Research and development on IT security yields many different techniques and concepts to thwart off attackers in computer systems and networks, all of which come with different advantages and disadvantages. Choosing a capable solution that fits one's needs is a crucial, but also very challenging task. This is especially true for new emerging security paradigms where empirical data from the real world are still missing.
One of these IT security paradigms is Moving Target Defense (MTD). Through repeatedly altering a system’s configuration and/or appearance, MTD intends to divert attackers, inhibit reconnaissance and increase effort of attacks. Many publications have emerged from research in this field, suggesting new techniques or providing practical implementations. However, it is not ultimately clear how effective these Moving Target Defense techniques actually are, and how they compare to each other or conventional defense mechanisms. Previous research mainly focused on the evaluation of individual techniques or on the comparison of at most two or three of them in very limited theoretical scenarios. What has been lacking so far is a flexible framework for assessing and fairly comparing the effectiveness of different defense techniques in diverse, and most importantly, realistic scenarios. This would assist researchers in benchmarking proposed techniques, and practitioners in selecting appropriate defenses that fit their scenarios.
To solve this problem, defense techniques and the attacks they are supposed to protect against need to be assessed under realistic conditions to be able to deliver meaningful results in the first place. Furthermore, such evaluation must not be limited to defenses arising from MTD or any other emerging paradigm for that matter, but be applicable to traditional and established defenses alike, to allow for a fair comparison. To this end, an attack simulation-based evaluation framework is proposed that --- based on detailed modeling --- is able to compare different types of defenses under realistic conditions to produce meaningful results on defense effects.
Case studies conducted with this framework, where different Moving Target Defenses are evaluated in a realistically modeled corporate network, reveal interesting and novel findings. Despite high-ranked publications saying otherwise, one of the most frequently suggested MTD techniques, virtual machine (VM) migration, may in fact have a negative effect on security. However, observed defense effects vary depending on details of the environment they are assessed in, implying that generalizing on the basis of incidental evidence is not advisable. Consequently, for evaluation to be fair and findings to be meaningful, detailed and realistic modeling is not sufficient but evaluation in diverse settings is equally important. To account for this newly determined requirement, the framework is extended with functionality allowing for the automated generation and diversification of realistic benchmark networks. Using this feature, simulation can automatically be scaled with ease, painting a more fine-grained picture of defense effects and their distribution. Analysis of simulation results obtained from 500 of such benchmark networks not only confirms findings of the first case study but also reveals additional effects of the employed defenses, thus further emphasizing the need to base evaluation on a broad range of diverse networks.

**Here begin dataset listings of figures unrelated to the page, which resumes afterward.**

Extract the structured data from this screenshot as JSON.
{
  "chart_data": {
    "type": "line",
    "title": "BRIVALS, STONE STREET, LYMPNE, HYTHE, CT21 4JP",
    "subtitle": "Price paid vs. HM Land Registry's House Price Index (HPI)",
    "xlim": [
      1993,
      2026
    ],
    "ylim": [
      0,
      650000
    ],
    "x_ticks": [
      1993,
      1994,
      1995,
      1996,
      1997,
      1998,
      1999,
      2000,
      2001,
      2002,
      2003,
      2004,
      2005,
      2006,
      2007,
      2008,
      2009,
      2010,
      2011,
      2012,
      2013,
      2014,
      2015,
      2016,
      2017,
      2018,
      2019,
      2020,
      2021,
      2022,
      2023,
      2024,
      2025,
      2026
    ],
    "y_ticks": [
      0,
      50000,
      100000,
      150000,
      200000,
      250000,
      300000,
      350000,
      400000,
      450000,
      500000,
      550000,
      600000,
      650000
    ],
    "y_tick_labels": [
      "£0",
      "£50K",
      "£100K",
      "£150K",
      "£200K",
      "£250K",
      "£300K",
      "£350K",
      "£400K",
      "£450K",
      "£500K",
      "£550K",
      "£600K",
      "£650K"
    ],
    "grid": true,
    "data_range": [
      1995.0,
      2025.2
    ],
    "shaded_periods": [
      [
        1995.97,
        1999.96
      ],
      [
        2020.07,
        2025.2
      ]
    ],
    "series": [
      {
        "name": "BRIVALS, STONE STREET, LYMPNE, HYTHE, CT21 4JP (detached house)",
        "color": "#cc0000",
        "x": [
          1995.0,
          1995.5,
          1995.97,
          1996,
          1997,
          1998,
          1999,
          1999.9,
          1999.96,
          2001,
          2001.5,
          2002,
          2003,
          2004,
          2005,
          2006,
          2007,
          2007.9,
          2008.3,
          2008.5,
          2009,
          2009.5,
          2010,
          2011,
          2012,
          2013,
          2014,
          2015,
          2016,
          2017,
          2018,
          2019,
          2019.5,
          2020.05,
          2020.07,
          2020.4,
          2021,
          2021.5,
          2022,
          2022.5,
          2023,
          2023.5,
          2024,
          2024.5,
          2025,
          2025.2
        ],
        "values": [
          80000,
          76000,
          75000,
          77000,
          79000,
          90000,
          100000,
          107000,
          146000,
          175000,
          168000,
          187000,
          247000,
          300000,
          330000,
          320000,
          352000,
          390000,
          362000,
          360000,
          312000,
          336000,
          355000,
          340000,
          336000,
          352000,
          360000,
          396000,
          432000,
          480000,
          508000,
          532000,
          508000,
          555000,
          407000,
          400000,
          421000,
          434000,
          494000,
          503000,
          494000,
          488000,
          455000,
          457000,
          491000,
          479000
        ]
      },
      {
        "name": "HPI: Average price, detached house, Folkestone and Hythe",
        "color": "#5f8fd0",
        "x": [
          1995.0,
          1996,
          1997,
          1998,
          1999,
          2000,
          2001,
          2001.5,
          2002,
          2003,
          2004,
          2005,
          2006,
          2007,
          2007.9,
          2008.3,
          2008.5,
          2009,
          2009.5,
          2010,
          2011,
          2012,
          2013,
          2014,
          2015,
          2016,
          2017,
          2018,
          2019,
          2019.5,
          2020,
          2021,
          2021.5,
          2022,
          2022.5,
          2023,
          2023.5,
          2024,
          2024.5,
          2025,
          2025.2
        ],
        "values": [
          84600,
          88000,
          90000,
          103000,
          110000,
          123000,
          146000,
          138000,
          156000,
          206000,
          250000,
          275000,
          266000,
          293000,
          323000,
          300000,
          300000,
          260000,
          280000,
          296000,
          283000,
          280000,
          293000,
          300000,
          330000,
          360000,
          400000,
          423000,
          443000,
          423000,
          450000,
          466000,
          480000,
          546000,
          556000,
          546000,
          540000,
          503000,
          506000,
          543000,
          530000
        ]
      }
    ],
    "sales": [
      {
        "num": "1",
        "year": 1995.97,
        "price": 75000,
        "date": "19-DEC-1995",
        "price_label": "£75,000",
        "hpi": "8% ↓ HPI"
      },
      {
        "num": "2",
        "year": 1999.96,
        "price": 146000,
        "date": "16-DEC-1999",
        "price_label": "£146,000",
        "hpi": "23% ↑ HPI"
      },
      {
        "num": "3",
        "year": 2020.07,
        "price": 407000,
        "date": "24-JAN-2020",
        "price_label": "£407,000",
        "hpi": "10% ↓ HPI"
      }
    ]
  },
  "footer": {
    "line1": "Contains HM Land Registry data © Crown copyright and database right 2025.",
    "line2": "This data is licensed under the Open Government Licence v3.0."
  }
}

Apart from defense evaluation, anonymous and dynamic routing is inspected more closely as one form of Moving Target Defense. Despite being regarded as a promising approach, respective techniques are yet underrepresented in MTD research. To this end, suggested network-layer anonymity protocols for application in the internet are investigated and shortcomings identified to subsequently propose an improved anonymous and dynamic routing protocol that can generally be applied in the context of closed corporate networks and the internet alike.